For the most part of my life so far, my contribution in the kitchen was assisting mom and my duties were limited, to chopping veggies and laying the table. Then along came the great Indian wedding, and I was suddenly the queen of my very own kingdom. My curiosity about this magical world, coupled with an enthusiastic sous-chef (my husband, Vineet), led me to take on the challenge of preparing meals on a daily basis, and not succumbing to the convenience of hiring a cook.

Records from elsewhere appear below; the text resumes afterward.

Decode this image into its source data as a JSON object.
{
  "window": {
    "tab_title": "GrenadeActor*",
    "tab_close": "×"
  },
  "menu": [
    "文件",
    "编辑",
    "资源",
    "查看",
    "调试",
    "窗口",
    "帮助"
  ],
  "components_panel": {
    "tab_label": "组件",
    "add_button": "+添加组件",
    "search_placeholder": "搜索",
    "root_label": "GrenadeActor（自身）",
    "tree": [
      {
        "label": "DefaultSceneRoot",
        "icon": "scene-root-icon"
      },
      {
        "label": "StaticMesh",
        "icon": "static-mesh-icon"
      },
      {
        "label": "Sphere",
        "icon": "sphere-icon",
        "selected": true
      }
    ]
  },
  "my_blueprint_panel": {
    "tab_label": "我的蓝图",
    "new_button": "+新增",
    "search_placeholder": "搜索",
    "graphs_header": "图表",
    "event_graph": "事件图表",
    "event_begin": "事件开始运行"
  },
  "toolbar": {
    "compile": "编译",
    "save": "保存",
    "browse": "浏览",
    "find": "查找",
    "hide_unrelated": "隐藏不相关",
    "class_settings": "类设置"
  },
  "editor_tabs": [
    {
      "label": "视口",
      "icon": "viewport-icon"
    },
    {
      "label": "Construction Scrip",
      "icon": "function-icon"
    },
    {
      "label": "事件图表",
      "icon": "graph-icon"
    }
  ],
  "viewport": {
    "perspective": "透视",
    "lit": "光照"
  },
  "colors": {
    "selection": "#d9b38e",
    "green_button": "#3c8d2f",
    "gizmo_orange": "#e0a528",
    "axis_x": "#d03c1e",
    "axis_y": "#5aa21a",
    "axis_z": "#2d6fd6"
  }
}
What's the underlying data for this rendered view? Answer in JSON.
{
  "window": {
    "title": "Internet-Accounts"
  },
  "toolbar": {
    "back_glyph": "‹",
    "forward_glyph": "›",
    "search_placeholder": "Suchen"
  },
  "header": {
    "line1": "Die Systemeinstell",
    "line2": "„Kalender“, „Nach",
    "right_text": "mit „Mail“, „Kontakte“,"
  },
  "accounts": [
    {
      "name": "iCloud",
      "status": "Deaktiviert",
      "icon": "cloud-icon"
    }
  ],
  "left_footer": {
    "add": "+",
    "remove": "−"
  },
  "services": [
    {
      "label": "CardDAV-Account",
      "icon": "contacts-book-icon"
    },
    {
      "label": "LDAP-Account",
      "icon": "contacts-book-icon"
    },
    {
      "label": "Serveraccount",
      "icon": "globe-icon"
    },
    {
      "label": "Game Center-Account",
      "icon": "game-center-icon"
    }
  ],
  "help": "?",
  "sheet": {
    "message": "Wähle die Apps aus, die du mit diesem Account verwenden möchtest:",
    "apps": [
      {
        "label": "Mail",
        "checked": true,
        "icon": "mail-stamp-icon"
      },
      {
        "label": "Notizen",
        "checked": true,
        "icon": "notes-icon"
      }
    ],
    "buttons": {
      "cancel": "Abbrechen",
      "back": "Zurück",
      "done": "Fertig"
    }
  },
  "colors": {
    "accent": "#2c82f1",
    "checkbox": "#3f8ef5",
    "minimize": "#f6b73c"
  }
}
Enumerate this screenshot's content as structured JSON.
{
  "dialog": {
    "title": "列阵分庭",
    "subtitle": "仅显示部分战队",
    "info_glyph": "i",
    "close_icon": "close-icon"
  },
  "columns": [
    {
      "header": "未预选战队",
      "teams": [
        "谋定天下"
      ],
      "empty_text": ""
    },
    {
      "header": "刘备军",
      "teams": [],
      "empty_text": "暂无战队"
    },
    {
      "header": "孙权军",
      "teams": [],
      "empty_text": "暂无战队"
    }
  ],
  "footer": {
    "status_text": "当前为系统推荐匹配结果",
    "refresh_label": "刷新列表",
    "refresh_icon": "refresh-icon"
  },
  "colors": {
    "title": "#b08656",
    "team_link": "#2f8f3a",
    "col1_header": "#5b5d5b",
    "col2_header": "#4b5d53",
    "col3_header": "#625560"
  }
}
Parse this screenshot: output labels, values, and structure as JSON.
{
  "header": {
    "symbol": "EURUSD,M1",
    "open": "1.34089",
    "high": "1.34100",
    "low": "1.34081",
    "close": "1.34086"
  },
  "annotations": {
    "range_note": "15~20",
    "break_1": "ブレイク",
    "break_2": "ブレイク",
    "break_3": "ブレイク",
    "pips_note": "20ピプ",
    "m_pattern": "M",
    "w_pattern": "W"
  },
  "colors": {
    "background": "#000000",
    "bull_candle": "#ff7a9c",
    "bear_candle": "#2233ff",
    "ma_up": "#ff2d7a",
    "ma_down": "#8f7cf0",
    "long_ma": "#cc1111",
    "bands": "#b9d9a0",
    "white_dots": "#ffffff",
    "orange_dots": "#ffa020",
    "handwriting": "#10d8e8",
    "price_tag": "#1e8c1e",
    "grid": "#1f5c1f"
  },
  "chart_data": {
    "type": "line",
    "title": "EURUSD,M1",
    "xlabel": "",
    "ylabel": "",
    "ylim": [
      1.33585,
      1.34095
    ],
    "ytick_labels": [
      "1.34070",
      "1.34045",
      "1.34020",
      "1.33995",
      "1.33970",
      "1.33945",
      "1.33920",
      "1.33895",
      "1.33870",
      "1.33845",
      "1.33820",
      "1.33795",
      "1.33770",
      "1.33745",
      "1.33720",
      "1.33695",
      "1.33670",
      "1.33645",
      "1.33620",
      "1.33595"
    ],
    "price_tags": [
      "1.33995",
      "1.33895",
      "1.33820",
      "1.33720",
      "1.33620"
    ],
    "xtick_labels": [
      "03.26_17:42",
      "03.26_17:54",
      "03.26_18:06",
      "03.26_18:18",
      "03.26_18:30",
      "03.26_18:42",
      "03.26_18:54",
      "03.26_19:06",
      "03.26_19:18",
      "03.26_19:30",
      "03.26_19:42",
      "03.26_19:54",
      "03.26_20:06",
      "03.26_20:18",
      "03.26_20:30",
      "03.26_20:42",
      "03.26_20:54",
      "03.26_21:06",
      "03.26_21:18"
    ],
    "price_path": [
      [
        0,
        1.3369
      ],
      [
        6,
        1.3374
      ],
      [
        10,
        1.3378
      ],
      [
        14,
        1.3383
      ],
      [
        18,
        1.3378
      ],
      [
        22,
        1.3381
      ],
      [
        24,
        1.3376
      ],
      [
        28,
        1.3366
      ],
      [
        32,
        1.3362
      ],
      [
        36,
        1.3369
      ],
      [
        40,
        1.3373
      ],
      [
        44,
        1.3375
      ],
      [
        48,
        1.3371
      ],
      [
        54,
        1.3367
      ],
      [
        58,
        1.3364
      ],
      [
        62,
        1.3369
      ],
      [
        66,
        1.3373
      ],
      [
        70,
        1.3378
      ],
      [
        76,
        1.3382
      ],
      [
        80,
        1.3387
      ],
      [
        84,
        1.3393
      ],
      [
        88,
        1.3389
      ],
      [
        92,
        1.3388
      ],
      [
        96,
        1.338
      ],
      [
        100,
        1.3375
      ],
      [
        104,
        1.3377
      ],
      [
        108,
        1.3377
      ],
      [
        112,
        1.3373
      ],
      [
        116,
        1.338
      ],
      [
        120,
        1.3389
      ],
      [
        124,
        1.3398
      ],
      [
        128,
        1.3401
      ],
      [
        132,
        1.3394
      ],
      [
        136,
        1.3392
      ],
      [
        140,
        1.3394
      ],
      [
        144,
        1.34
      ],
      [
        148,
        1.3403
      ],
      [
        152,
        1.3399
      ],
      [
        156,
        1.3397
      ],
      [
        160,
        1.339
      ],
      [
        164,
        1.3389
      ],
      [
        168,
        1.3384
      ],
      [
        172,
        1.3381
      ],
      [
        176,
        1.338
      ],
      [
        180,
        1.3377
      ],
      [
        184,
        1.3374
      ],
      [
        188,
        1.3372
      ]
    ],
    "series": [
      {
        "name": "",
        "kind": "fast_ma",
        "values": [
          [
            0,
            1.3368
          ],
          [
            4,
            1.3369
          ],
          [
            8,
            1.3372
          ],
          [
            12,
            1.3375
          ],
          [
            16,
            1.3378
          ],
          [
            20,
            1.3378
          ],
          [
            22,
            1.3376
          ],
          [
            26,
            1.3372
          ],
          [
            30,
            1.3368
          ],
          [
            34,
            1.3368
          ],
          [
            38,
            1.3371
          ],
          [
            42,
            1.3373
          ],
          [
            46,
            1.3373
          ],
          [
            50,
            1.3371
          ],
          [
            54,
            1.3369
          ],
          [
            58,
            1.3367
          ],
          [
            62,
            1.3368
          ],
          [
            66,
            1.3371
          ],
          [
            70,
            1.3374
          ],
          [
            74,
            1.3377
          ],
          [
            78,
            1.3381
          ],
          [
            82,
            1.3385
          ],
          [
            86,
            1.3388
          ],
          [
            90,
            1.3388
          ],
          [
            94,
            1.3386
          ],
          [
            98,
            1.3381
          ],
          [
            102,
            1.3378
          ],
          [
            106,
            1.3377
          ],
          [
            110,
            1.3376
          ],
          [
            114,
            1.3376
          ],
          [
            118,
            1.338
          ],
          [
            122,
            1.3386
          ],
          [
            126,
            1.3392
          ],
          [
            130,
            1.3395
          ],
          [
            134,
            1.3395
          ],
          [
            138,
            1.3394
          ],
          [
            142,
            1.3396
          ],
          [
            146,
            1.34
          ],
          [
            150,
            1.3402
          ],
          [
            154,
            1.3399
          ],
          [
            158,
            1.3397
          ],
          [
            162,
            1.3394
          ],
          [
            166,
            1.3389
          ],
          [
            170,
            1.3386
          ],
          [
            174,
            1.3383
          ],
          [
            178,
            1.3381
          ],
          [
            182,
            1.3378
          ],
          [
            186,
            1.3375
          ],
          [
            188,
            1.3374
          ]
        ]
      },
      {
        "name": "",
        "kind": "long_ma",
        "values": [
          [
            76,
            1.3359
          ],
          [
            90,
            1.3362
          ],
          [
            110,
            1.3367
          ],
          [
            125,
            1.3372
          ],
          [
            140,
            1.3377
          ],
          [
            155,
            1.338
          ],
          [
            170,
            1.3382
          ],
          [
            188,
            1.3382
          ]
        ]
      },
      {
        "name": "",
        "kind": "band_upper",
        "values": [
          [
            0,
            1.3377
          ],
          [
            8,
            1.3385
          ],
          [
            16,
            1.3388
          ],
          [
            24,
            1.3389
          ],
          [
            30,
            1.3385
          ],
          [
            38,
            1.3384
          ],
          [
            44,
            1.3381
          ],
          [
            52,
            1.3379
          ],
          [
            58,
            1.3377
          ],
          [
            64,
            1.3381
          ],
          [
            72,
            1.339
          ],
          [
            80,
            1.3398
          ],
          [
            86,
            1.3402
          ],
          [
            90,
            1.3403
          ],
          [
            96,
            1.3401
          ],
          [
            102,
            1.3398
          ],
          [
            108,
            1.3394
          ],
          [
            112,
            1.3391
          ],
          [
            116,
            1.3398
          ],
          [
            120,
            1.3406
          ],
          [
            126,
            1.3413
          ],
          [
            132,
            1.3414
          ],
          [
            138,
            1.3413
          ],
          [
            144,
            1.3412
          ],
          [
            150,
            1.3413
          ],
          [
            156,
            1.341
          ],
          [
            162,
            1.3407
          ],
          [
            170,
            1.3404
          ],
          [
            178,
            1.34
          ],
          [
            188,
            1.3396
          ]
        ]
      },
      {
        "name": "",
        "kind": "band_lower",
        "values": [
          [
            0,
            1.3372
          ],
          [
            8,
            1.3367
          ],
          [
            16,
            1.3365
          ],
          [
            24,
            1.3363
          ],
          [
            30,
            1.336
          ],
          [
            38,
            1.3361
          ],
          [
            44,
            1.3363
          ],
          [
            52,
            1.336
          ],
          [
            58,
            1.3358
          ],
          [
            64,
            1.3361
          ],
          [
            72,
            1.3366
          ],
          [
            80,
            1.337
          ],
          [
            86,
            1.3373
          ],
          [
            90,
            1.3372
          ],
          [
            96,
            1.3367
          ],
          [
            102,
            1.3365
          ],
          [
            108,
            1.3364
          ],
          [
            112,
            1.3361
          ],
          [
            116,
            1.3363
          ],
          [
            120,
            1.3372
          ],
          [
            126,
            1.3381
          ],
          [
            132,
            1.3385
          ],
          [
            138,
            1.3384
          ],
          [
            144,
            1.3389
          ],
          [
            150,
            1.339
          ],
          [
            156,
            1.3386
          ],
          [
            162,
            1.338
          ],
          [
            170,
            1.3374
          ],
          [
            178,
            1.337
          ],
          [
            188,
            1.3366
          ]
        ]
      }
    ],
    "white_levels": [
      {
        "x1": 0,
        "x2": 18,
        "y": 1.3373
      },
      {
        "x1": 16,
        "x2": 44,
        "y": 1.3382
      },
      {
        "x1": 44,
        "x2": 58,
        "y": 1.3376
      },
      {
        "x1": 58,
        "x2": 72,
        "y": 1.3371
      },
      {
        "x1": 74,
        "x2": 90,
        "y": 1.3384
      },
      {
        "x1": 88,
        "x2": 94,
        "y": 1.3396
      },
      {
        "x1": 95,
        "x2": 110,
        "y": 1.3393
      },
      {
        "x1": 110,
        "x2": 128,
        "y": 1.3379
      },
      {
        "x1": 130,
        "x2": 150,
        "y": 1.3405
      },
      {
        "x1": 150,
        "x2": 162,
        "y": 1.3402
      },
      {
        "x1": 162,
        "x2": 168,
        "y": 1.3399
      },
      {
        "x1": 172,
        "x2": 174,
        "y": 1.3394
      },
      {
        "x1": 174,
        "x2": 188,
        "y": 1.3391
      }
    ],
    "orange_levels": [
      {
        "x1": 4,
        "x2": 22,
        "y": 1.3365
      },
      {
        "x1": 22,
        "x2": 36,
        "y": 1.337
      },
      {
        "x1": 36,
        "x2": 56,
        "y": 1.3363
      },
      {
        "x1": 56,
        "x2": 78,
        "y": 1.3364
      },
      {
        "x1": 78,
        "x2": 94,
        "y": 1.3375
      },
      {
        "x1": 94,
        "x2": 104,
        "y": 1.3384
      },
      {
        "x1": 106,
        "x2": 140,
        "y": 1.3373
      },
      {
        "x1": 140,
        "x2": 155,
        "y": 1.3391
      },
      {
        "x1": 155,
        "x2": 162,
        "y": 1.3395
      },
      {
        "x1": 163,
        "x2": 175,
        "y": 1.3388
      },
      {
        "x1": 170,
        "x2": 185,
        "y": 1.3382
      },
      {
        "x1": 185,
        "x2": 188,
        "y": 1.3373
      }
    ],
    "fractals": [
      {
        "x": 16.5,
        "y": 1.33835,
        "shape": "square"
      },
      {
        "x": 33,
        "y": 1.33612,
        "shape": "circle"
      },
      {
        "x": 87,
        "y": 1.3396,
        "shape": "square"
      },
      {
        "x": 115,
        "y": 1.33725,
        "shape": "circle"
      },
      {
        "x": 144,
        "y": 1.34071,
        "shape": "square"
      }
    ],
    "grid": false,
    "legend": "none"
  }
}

This blog is a product of my experiments with food (not all are life threatening :D) for my fellow culinary enthusiasts - especially the newly weds and hungry bachelors and is dedicated to the women who've inspired me in the kitchen;
Aji (s),Ma and Nigella Lawson.

Sunday, October 10, 2010

Quick 'n Easy Green Chilli Pickle

My grandmother makes this brilliant, spicy yet tangy pickled green chillies, that go very well with, well, almost anything... plain warm rotis, dal-rice, paranthas, and even just a slice of bread! I made this to go with the assorted paranthas I made for Sunday lunch.

*Since this pickle is low on salt and oil, store it in a glass bottle in the refrigerator.*

1 cup Green chillies (chopped into 1/2" pieces)
1 tbsp whole black Mustard seeds( rai)
1 tbsp whole Fenugreek seeds (methi dana)
1/2 tbsp Mustard seeds- coarsely ground
1/2 tbsp Fenugreek seeds-coarsely ground
4-5 Lemons ( juice)
1/4 cup Olive / refined vegetable Oil
1/2 tsp Asafoetida powder (Heeng)
1/2 tsp Turmeric powder + Salt (as per taste)

1.  Wash and dry the green chillies and chop them into 1/2" long pieces. Put into a glass bowl and set aside.
2.  Mix the Turmeric powder, Salt , coarsely ground Mustard & Fenugreek seeds into the chopped chillies (dry mixture)
3.  Heat the oil and lightly fry the whole fenugreek & mustard seeds till they start sputtering. Switch off the flame and add the heeng. Pour entire mixture onto the chillies.
4.  Add the lemon juice and mix well.
5. Cover tightly and let this sit in the refrigerator overnight (atleast 5-6 hours) till all the flavours are released into the oil and the juices. Enjoy!

1 comment:

  1. Remember this from MIT hostel days! Had to make it... made it today... will try it with the parathas tomorrow :) hopefully done justice!